Soluble guanylate cyclase (sGC) has been identified as the primary cellular receptor for nitric oxide (NO). NO can bind and activate a heme group in sGC, initiating the conversion of GTP to the second messenger cyclic GMP (cGMP).
In vitro: Previous study found that BAY 41-8543 could concentration-dependently stimulate the recombinant sGC up to 92-fold. Moreover, BAY 41-8543 and NO had synergistic effects over a wide range of concentrations. Similar results were shown that BAY 41-8543 stimulated the sGC directly and further made the enzyme more sensitive to its endogenous activator NO. In addition, BAY 41-8543 was found to be a potent relaxing agent of aortas, saphenous arteries, coronary arteries and veins with IC50-values in the nm range [1].
In vivo: In anaesthetized dogs, i.v. injections of BAY 41-8543 could cause a dose-dependent decrease in blood pressure and cardiac oxygen consumption as well as an increase in coronary blood flow and heart rate. In anaesthetized normotensive rats, BAY 41-8543 produced a dose-dependent and long-lasting blood pressure lowering effect. Moreover, a dose-dependent and long-lasting decrease in blood pressure was also observed in conscious spontaneously hypertensive rats with a threshold dose of 0.1 mg/kg p.o. [2].

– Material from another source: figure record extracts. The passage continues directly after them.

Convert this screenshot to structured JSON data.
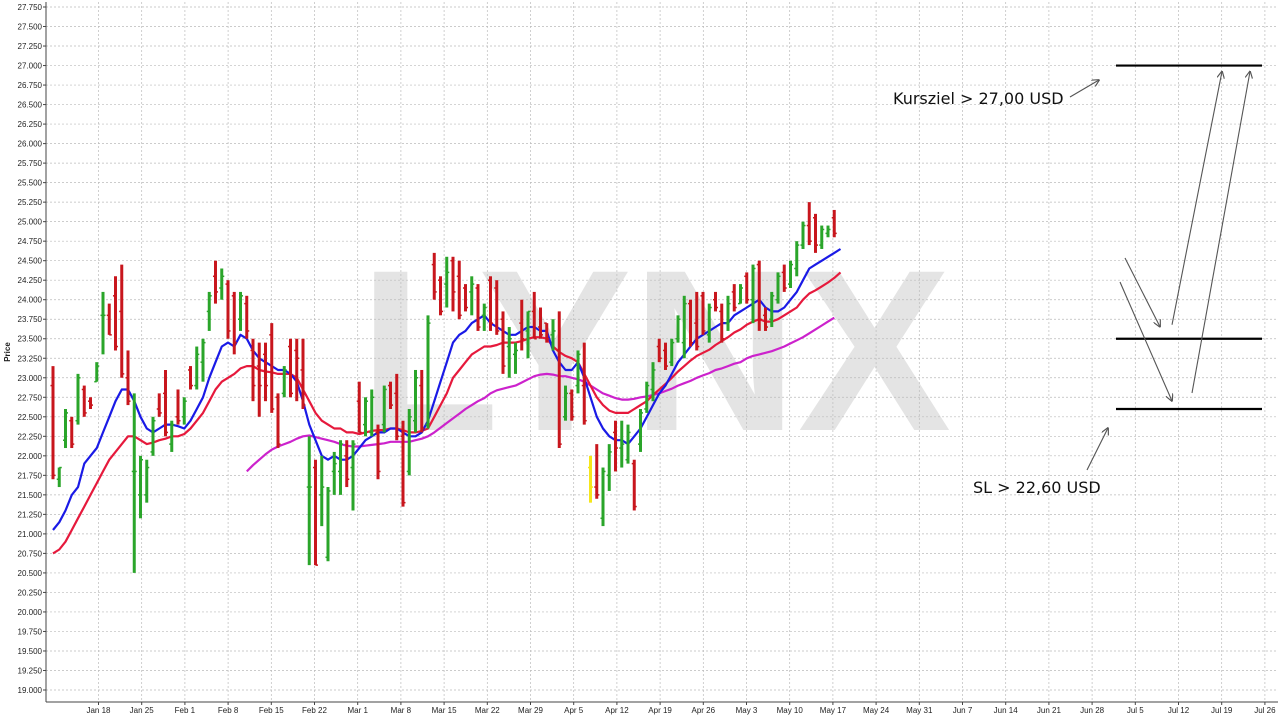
{
  "chart_data": {
    "type": "ohlc",
    "ylabel": "Price",
    "ylim": [
      19.0,
      27.75
    ],
    "ytick_step": 0.25,
    "grid": true,
    "watermark": "LYNX",
    "x_ticks": [
      "Jan 18",
      "Jan 25",
      "Feb 1",
      "Feb 8",
      "Feb 15",
      "Feb 22",
      "Mar 1",
      "Mar 8",
      "Mar 15",
      "Mar 22",
      "Mar 29",
      "Apr 5",
      "Apr 12",
      "Apr 19",
      "Apr 26",
      "May 3",
      "May 10",
      "May 17",
      "May 24",
      "May 31",
      "Jun 7",
      "Jun 14",
      "Jun 21",
      "Jun 28",
      "Jul 5",
      "Jul 12",
      "Jul 19",
      "Jul 26"
    ],
    "y_ticks": [
      "19.000",
      "19.250",
      "19.500",
      "19.750",
      "20.000",
      "20.250",
      "20.500",
      "20.750",
      "21.000",
      "21.250",
      "21.500",
      "21.750",
      "22.000",
      "22.250",
      "22.500",
      "22.750",
      "23.000",
      "23.250",
      "23.500",
      "23.750",
      "24.000",
      "24.250",
      "24.500",
      "24.750",
      "25.000",
      "25.250",
      "25.500",
      "25.750",
      "26.000",
      "26.250",
      "26.500",
      "26.750",
      "27.000",
      "27.250",
      "27.500",
      "27.750"
    ],
    "colors": {
      "up": "#2aa52a",
      "down": "#c8161d",
      "neutral": "#f5e61a",
      "sma_fast": "#1a1ae6",
      "sma_mid": "#e6193c",
      "sma_slow": "#cc22cc",
      "levels": "#000000",
      "arrows": "#555555"
    },
    "bars": [
      {
        "o": 22.9,
        "h": 23.15,
        "l": 21.7,
        "c": 21.75
      },
      {
        "o": 21.7,
        "h": 21.85,
        "l": 21.6,
        "c": 21.85
      },
      {
        "o": 22.2,
        "h": 22.6,
        "l": 22.1,
        "c": 22.55
      },
      {
        "o": 22.45,
        "h": 22.5,
        "l": 22.1,
        "c": 22.15
      },
      {
        "o": 22.45,
        "h": 23.05,
        "l": 22.4,
        "c": 23.0
      },
      {
        "o": 22.85,
        "h": 22.9,
        "l": 22.5,
        "c": 22.55
      },
      {
        "o": 22.7,
        "h": 22.75,
        "l": 22.6,
        "c": 22.65
      },
      {
        "o": 22.95,
        "h": 23.2,
        "l": 22.95,
        "c": 23.15
      },
      {
        "o": 23.8,
        "h": 24.1,
        "l": 23.3,
        "c": 23.8
      },
      {
        "o": 23.8,
        "h": 23.95,
        "l": 23.55,
        "c": 23.55
      },
      {
        "o": 24.05,
        "h": 24.3,
        "l": 23.35,
        "c": 23.4
      },
      {
        "o": 23.85,
        "h": 24.45,
        "l": 23.0,
        "c": 23.05
      },
      {
        "o": 23.0,
        "h": 23.35,
        "l": 22.65,
        "c": 22.7
      },
      {
        "o": 21.8,
        "h": 22.8,
        "l": 20.5,
        "c": 21.8
      },
      {
        "o": 21.5,
        "h": 22.0,
        "l": 21.2,
        "c": 21.95
      },
      {
        "o": 21.5,
        "h": 21.95,
        "l": 21.4,
        "c": 21.85
      },
      {
        "o": 22.05,
        "h": 22.5,
        "l": 22.0,
        "c": 22.45
      },
      {
        "o": 22.6,
        "h": 22.8,
        "l": 22.5,
        "c": 22.55
      },
      {
        "o": 22.8,
        "h": 23.1,
        "l": 22.25,
        "c": 22.3
      },
      {
        "o": 22.15,
        "h": 22.45,
        "l": 22.05,
        "c": 22.4
      },
      {
        "o": 22.5,
        "h": 22.85,
        "l": 22.4,
        "c": 22.45
      },
      {
        "o": 22.5,
        "h": 22.75,
        "l": 22.4,
        "c": 22.7
      },
      {
        "o": 23.1,
        "h": 23.15,
        "l": 22.85,
        "c": 22.9
      },
      {
        "o": 22.9,
        "h": 23.4,
        "l": 22.85,
        "c": 23.3
      },
      {
        "o": 23.2,
        "h": 23.5,
        "l": 22.95,
        "c": 23.45
      },
      {
        "o": 23.85,
        "h": 24.1,
        "l": 23.6,
        "c": 24.05
      },
      {
        "o": 24.3,
        "h": 24.5,
        "l": 23.95,
        "c": 24.1
      },
      {
        "o": 24.15,
        "h": 24.4,
        "l": 24.0,
        "c": 24.3
      },
      {
        "o": 24.2,
        "h": 24.25,
        "l": 23.5,
        "c": 23.6
      },
      {
        "o": 24.05,
        "h": 24.1,
        "l": 23.3,
        "c": 23.45
      },
      {
        "o": 23.75,
        "h": 24.1,
        "l": 23.6,
        "c": 24.05
      },
      {
        "o": 23.95,
        "h": 24.05,
        "l": 23.5,
        "c": 23.6
      },
      {
        "o": 23.35,
        "h": 23.5,
        "l": 22.7,
        "c": 22.9
      },
      {
        "o": 23.15,
        "h": 23.45,
        "l": 22.5,
        "c": 22.9
      },
      {
        "o": 23.3,
        "h": 23.45,
        "l": 22.7,
        "c": 22.9
      },
      {
        "o": 23.55,
        "h": 23.7,
        "l": 22.55,
        "c": 22.6
      },
      {
        "o": 22.75,
        "h": 22.8,
        "l": 22.1,
        "c": 22.15
      },
      {
        "o": 22.8,
        "h": 23.15,
        "l": 22.75,
        "c": 23.1
      },
      {
        "o": 23.4,
        "h": 23.5,
        "l": 22.75,
        "c": 22.8
      },
      {
        "o": 23.35,
        "h": 23.5,
        "l": 22.7,
        "c": 23.25
      },
      {
        "o": 23.1,
        "h": 23.5,
        "l": 22.6,
        "c": 22.65
      },
      {
        "o": 21.6,
        "h": 22.25,
        "l": 20.6,
        "c": 21.6
      },
      {
        "o": 21.85,
        "h": 21.95,
        "l": 20.6,
        "c": 20.6
      },
      {
        "o": 21.5,
        "h": 22.0,
        "l": 21.1,
        "c": 21.6
      },
      {
        "o": 20.7,
        "h": 21.6,
        "l": 20.65,
        "c": 21.55
      },
      {
        "o": 21.8,
        "h": 22.05,
        "l": 21.5,
        "c": 21.9
      },
      {
        "o": 21.8,
        "h": 22.2,
        "l": 21.5,
        "c": 22.15
      },
      {
        "o": 22.0,
        "h": 22.2,
        "l": 21.6,
        "c": 21.7
      },
      {
        "o": 21.85,
        "h": 22.2,
        "l": 21.3,
        "c": 22.15
      },
      {
        "o": 22.7,
        "h": 22.95,
        "l": 22.3,
        "c": 22.3
      },
      {
        "o": 22.4,
        "h": 22.75,
        "l": 22.25,
        "c": 22.7
      },
      {
        "o": 22.3,
        "h": 22.85,
        "l": 22.25,
        "c": 22.75
      },
      {
        "o": 22.3,
        "h": 22.4,
        "l": 21.7,
        "c": 21.8
      },
      {
        "o": 22.4,
        "h": 22.9,
        "l": 22.3,
        "c": 22.85
      },
      {
        "o": 22.9,
        "h": 22.95,
        "l": 22.6,
        "c": 22.65
      },
      {
        "o": 22.8,
        "h": 23.05,
        "l": 22.2,
        "c": 22.25
      },
      {
        "o": 22.25,
        "h": 22.45,
        "l": 21.35,
        "c": 21.4
      },
      {
        "o": 21.8,
        "h": 22.6,
        "l": 21.75,
        "c": 22.5
      },
      {
        "o": 22.45,
        "h": 23.1,
        "l": 22.3,
        "c": 23.0
      },
      {
        "o": 22.9,
        "h": 23.1,
        "l": 22.3,
        "c": 22.35
      },
      {
        "o": 22.4,
        "h": 23.8,
        "l": 22.35,
        "c": 23.7
      },
      {
        "o": 24.45,
        "h": 24.6,
        "l": 24.0,
        "c": 24.1
      },
      {
        "o": 24.25,
        "h": 24.3,
        "l": 23.8,
        "c": 23.85
      },
      {
        "o": 24.2,
        "h": 24.55,
        "l": 23.9,
        "c": 24.35
      },
      {
        "o": 24.5,
        "h": 24.55,
        "l": 23.85,
        "c": 24.1
      },
      {
        "o": 24.3,
        "h": 24.5,
        "l": 23.75,
        "c": 23.8
      },
      {
        "o": 24.15,
        "h": 24.2,
        "l": 23.85,
        "c": 23.9
      },
      {
        "o": 24.1,
        "h": 24.3,
        "l": 23.8,
        "c": 24.2
      },
      {
        "o": 24.15,
        "h": 24.2,
        "l": 23.6,
        "c": 23.65
      },
      {
        "o": 23.8,
        "h": 23.95,
        "l": 23.6,
        "c": 23.9
      },
      {
        "o": 24.25,
        "h": 24.3,
        "l": 23.6,
        "c": 23.7
      },
      {
        "o": 24.15,
        "h": 24.25,
        "l": 23.55,
        "c": 23.6
      },
      {
        "o": 23.75,
        "h": 23.85,
        "l": 23.05,
        "c": 23.15
      },
      {
        "o": 23.4,
        "h": 23.65,
        "l": 23.0,
        "c": 23.5
      },
      {
        "o": 23.3,
        "h": 23.45,
        "l": 23.05,
        "c": 23.35
      },
      {
        "o": 23.7,
        "h": 24.0,
        "l": 23.35,
        "c": 23.5
      },
      {
        "o": 23.6,
        "h": 23.85,
        "l": 23.25,
        "c": 23.85
      },
      {
        "o": 23.85,
        "h": 24.1,
        "l": 23.5,
        "c": 23.5
      },
      {
        "o": 23.65,
        "h": 23.9,
        "l": 23.5,
        "c": 23.55
      },
      {
        "o": 23.7,
        "h": 23.7,
        "l": 23.45,
        "c": 23.5
      },
      {
        "o": 23.55,
        "h": 23.75,
        "l": 23.35,
        "c": 23.6
      },
      {
        "o": 23.35,
        "h": 23.85,
        "l": 22.1,
        "c": 22.15
      },
      {
        "o": 22.5,
        "h": 22.9,
        "l": 22.45,
        "c": 22.8
      },
      {
        "o": 22.8,
        "h": 22.85,
        "l": 22.45,
        "c": 22.5
      },
      {
        "o": 22.9,
        "h": 23.35,
        "l": 22.8,
        "c": 23.3
      },
      {
        "o": 22.9,
        "h": 23.45,
        "l": 22.4,
        "c": 22.45
      },
      {
        "o": 21.85,
        "h": 22.0,
        "l": 21.4,
        "c": 21.6
      },
      {
        "o": 21.6,
        "h": 22.15,
        "l": 21.45,
        "c": 21.5
      },
      {
        "o": 21.2,
        "h": 21.85,
        "l": 21.1,
        "c": 21.8
      },
      {
        "o": 21.75,
        "h": 22.15,
        "l": 21.55,
        "c": 22.05
      },
      {
        "o": 22.3,
        "h": 22.45,
        "l": 21.8,
        "c": 22.1
      },
      {
        "o": 22.1,
        "h": 22.45,
        "l": 21.85,
        "c": 22.15
      },
      {
        "o": 21.95,
        "h": 22.4,
        "l": 21.9,
        "c": 22.3
      },
      {
        "o": 21.9,
        "h": 21.95,
        "l": 21.3,
        "c": 21.35
      },
      {
        "o": 22.15,
        "h": 22.6,
        "l": 22.05,
        "c": 22.55
      },
      {
        "o": 22.6,
        "h": 22.95,
        "l": 22.55,
        "c": 22.9
      },
      {
        "o": 22.85,
        "h": 23.2,
        "l": 22.7,
        "c": 23.1
      },
      {
        "o": 23.4,
        "h": 23.5,
        "l": 23.2,
        "c": 23.25
      },
      {
        "o": 23.35,
        "h": 23.45,
        "l": 23.1,
        "c": 23.15
      },
      {
        "o": 23.2,
        "h": 23.5,
        "l": 23.15,
        "c": 23.45
      },
      {
        "o": 23.5,
        "h": 23.8,
        "l": 23.45,
        "c": 23.75
      },
      {
        "o": 23.45,
        "h": 24.05,
        "l": 23.25,
        "c": 23.95
      },
      {
        "o": 23.95,
        "h": 24.0,
        "l": 23.4,
        "c": 23.45
      },
      {
        "o": 23.7,
        "h": 24.1,
        "l": 23.35,
        "c": 23.4
      },
      {
        "o": 24.05,
        "h": 24.1,
        "l": 23.55,
        "c": 23.6
      },
      {
        "o": 23.55,
        "h": 23.95,
        "l": 23.45,
        "c": 23.9
      },
      {
        "o": 24.0,
        "h": 24.1,
        "l": 23.85,
        "c": 23.9
      },
      {
        "o": 23.85,
        "h": 23.95,
        "l": 23.45,
        "c": 23.5
      },
      {
        "o": 23.7,
        "h": 24.05,
        "l": 23.6,
        "c": 23.95
      },
      {
        "o": 24.1,
        "h": 24.2,
        "l": 23.85,
        "c": 23.9
      },
      {
        "o": 23.95,
        "h": 24.2,
        "l": 23.95,
        "c": 24.15
      },
      {
        "o": 24.3,
        "h": 24.35,
        "l": 23.95,
        "c": 24.0
      },
      {
        "o": 24.0,
        "h": 24.45,
        "l": 23.7,
        "c": 24.4
      },
      {
        "o": 24.45,
        "h": 24.5,
        "l": 23.6,
        "c": 23.75
      },
      {
        "o": 23.8,
        "h": 23.9,
        "l": 23.6,
        "c": 23.65
      },
      {
        "o": 23.75,
        "h": 24.1,
        "l": 23.65,
        "c": 24.05
      },
      {
        "o": 24.0,
        "h": 24.35,
        "l": 23.95,
        "c": 24.3
      },
      {
        "o": 24.35,
        "h": 24.45,
        "l": 24.1,
        "c": 24.15
      },
      {
        "o": 24.2,
        "h": 24.5,
        "l": 24.15,
        "c": 24.45
      },
      {
        "o": 24.4,
        "h": 24.75,
        "l": 24.3,
        "c": 24.7
      },
      {
        "o": 24.7,
        "h": 25.0,
        "l": 24.65,
        "c": 24.95
      },
      {
        "o": 24.95,
        "h": 25.25,
        "l": 24.7,
        "c": 24.75
      },
      {
        "o": 25.05,
        "h": 25.1,
        "l": 24.6,
        "c": 24.7
      },
      {
        "o": 24.7,
        "h": 24.95,
        "l": 24.65,
        "c": 24.9
      },
      {
        "o": 24.85,
        "h": 24.95,
        "l": 24.8,
        "c": 24.9
      },
      {
        "o": 25.05,
        "h": 25.15,
        "l": 24.8,
        "c": 24.85
      }
    ],
    "special_bars": [
      {
        "index": 86,
        "color": "neutral"
      }
    ],
    "sma_fast": [
      21.05,
      21.15,
      21.3,
      21.5,
      21.6,
      21.9,
      22.0,
      22.1,
      22.3,
      22.5,
      22.7,
      22.85,
      22.85,
      22.7,
      22.5,
      22.35,
      22.3,
      22.35,
      22.4,
      22.4,
      22.38,
      22.35,
      22.45,
      22.6,
      22.75,
      23.0,
      23.2,
      23.4,
      23.45,
      23.4,
      23.55,
      23.5,
      23.35,
      23.25,
      23.2,
      23.15,
      23.1,
      23.1,
      23.05,
      22.95,
      22.7,
      22.4,
      22.2,
      22.0,
      21.95,
      22.0,
      21.95,
      21.95,
      22.0,
      22.1,
      22.2,
      22.25,
      22.3,
      22.3,
      22.35,
      22.35,
      22.3,
      22.25,
      22.25,
      22.3,
      22.45,
      22.7,
      22.95,
      23.2,
      23.45,
      23.55,
      23.6,
      23.7,
      23.75,
      23.8,
      23.7,
      23.65,
      23.6,
      23.55,
      23.55,
      23.6,
      23.65,
      23.65,
      23.6,
      23.6,
      23.35,
      23.2,
      23.1,
      23.1,
      23.2,
      23.0,
      22.75,
      22.5,
      22.35,
      22.25,
      22.2,
      22.2,
      22.15,
      22.25,
      22.35,
      22.5,
      22.65,
      22.8,
      22.9,
      23.05,
      23.2,
      23.3,
      23.4,
      23.5,
      23.55,
      23.6,
      23.65,
      23.7,
      23.7,
      23.8,
      23.85,
      23.9,
      23.95,
      24.0,
      23.9,
      23.85,
      23.85,
      23.9,
      24.0,
      24.1,
      24.25,
      24.4,
      24.45,
      24.5,
      24.55,
      24.6,
      24.65
    ],
    "sma_mid": [
      20.75,
      20.8,
      20.9,
      21.05,
      21.2,
      21.35,
      21.5,
      21.65,
      21.8,
      21.95,
      22.05,
      22.15,
      22.25,
      22.25,
      22.2,
      22.15,
      22.17,
      22.2,
      22.22,
      22.25,
      22.25,
      22.28,
      22.35,
      22.45,
      22.55,
      22.7,
      22.85,
      22.95,
      23.0,
      23.05,
      23.12,
      23.15,
      23.15,
      23.1,
      23.08,
      23.07,
      23.05,
      23.05,
      23.05,
      23.0,
      22.85,
      22.7,
      22.55,
      22.45,
      22.4,
      22.35,
      22.35,
      22.3,
      22.3,
      22.28,
      22.3,
      22.32,
      22.33,
      22.33,
      22.35,
      22.35,
      22.33,
      22.3,
      22.3,
      22.32,
      22.35,
      22.5,
      22.65,
      22.8,
      23.0,
      23.1,
      23.2,
      23.3,
      23.35,
      23.4,
      23.4,
      23.42,
      23.45,
      23.45,
      23.45,
      23.47,
      23.5,
      23.52,
      23.52,
      23.5,
      23.4,
      23.33,
      23.28,
      23.25,
      23.2,
      23.05,
      22.9,
      22.75,
      22.65,
      22.58,
      22.55,
      22.55,
      22.55,
      22.6,
      22.65,
      22.7,
      22.78,
      22.85,
      22.92,
      23.0,
      23.08,
      23.15,
      23.22,
      23.28,
      23.32,
      23.36,
      23.42,
      23.47,
      23.52,
      23.58,
      23.62,
      23.68,
      23.72,
      23.75,
      23.72,
      23.72,
      23.75,
      23.8,
      23.85,
      23.9,
      24.0,
      24.08,
      24.12,
      24.17,
      24.22,
      24.28,
      24.35
    ],
    "sma_slow_start": 31,
    "sma_slow": [
      21.8,
      21.88,
      21.95,
      22.02,
      22.08,
      22.12,
      22.15,
      22.18,
      22.22,
      22.25,
      22.26,
      22.24,
      22.22,
      22.2,
      22.18,
      22.15,
      22.13,
      22.12,
      22.12,
      22.13,
      22.14,
      22.15,
      22.16,
      22.18,
      22.18,
      22.18,
      22.18,
      22.2,
      22.22,
      22.25,
      22.3,
      22.36,
      22.42,
      22.48,
      22.54,
      22.6,
      22.65,
      22.7,
      22.74,
      22.8,
      22.84,
      22.86,
      22.88,
      22.9,
      22.94,
      22.98,
      23.02,
      23.04,
      23.05,
      23.04,
      23.02,
      23.02,
      23.0,
      22.98,
      22.95,
      22.9,
      22.85,
      22.8,
      22.77,
      22.74,
      22.72,
      22.72,
      22.73,
      22.75,
      22.76,
      22.78,
      22.8,
      22.83,
      22.86,
      22.9,
      22.93,
      22.96,
      23.0,
      23.03,
      23.06,
      23.1,
      23.12,
      23.15,
      23.18,
      23.2,
      23.25,
      23.28,
      23.3,
      23.32,
      23.34,
      23.37,
      23.4,
      23.44,
      23.48,
      23.52,
      23.57,
      23.62,
      23.67,
      23.72,
      23.77
    ],
    "levels": [
      {
        "name": "target",
        "value": 27.0,
        "x_from": "Jul 12",
        "x_to": "Jul 26"
      },
      {
        "name": "mid",
        "value": 23.5,
        "x_from": "Jul 12",
        "x_to": "Jul 26"
      },
      {
        "name": "stop",
        "value": 22.6,
        "x_from": "Jul 12",
        "x_to": "Jul 26"
      }
    ],
    "annotations": [
      {
        "text": "Kursziel > 27,00 USD"
      },
      {
        "text": "SL > 22,60 USD"
      }
    ]
  }
}
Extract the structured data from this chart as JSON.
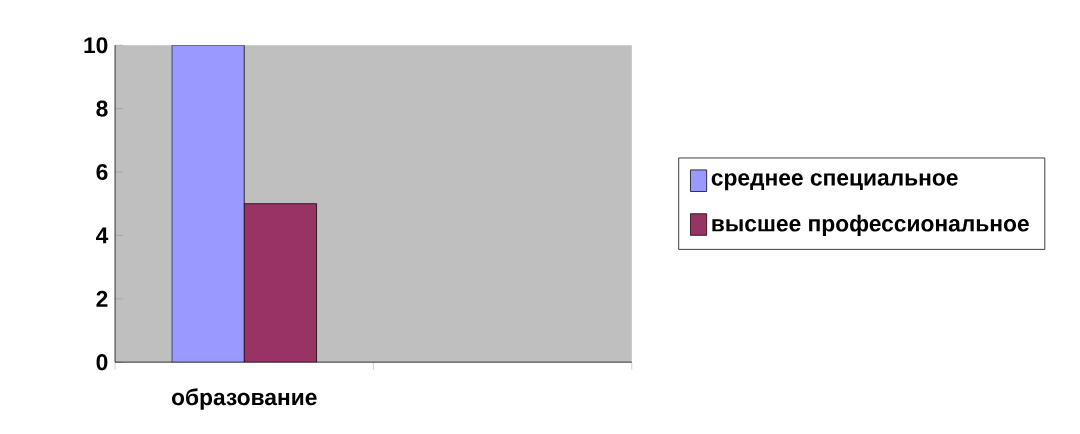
{
  "chart_data": {
    "type": "bar",
    "categories": [
      "образование",
      null
    ],
    "series": [
      {
        "name": "среднее специальное",
        "color": "#9999ff",
        "values": [
          10,
          null
        ]
      },
      {
        "name": "высшее профессиональное",
        "color": "#993366",
        "values": [
          5,
          null
        ]
      }
    ],
    "ylim": [
      0,
      10
    ],
    "yticks": [
      0,
      2,
      4,
      6,
      8,
      10
    ],
    "grid": false,
    "legend": "right"
  }
}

Clinical trial: So far, no clinical study has been conducted.
References:1. Stasch, J.P.,Alonso-Alija, C.,Apeler, H., et al. Pharmacological actions of a novel NO-independent guanylyl cyclase stimulator, BAY 41-8543: In vitro studies. British Journal of Pharmacology 135, 333-343 (2002).2. Stasch, J.P.,Dembowsky, K.,Perzborn, E., et al. Cardiovascular actions of a novel NO-independent guanylyl cyclase stimulator, BAY 41-8543: in vivo studies. British Journal of Pharmacology 135, 344-355 (2002).